Conclusion
DEX may inhibit the development of mechanical allodynia and central sensitization in CPIP rats.
Methods
We divided 45 rats into five groups: sham, CPIP, CPIP + DEX 10 µg/kg, CPIP + DEX 50 µg/kg, and CPIP + DEX 100 µg/kg. Rats in the sham group underwent sham surgery, and the other rats received CPIP injury. One hour before reperfusion or end of sham surgery, normal saline was injected into the rats in the sham and CPIP groups, and DEX (designated dose) was injected into the rats in the other groups.

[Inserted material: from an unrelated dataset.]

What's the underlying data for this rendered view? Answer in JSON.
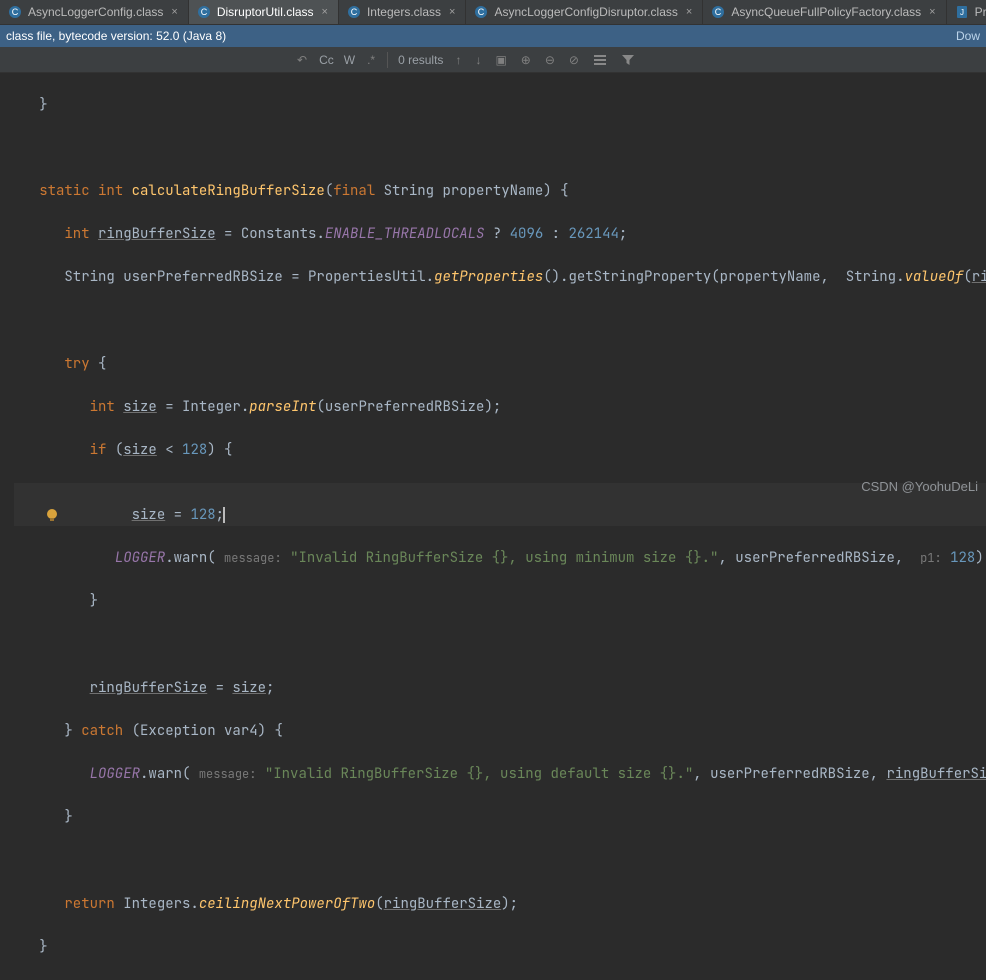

All rats were evaluated for the withdrawal threshold of both hind paws before surgery and 1, 3, and 7 days after surgery. Phosphorylation of N-methyl-d-aspartate receptor subunits (pGluN1) and phosphorylation of extracellular signal-regulated kinases (pERK) in the spinal cord were measured 3 days after surgery.
Purpose
Complex regional pain syndrome type 1 (CRPS I) is an intractable neuropathic pain syndrome. Chronic post-ischemia pain (CPIP) model is an animal model of CRPS I which is produced by ischemia-reperfusion (IR) injury of the hind limb. Dexmedetomidine (DEX) is a selective and potent α2 adrenergic receptor agonist with analgesic and protective effects following an IR injury. We hypothesized that DEX protects the development of mechanical allodynia and central sensitization in CRPS I. Therefore, we evaluated the dose-related protective effect of DEX in a CPIP model.
Results
Administration of DEX before reperfusion showed a significant increase in the withdrawal threshold in both hind paws and a significant decrease of the expressions of pGluN1 and pERK in CPIP rats dose dependently (P<0.05).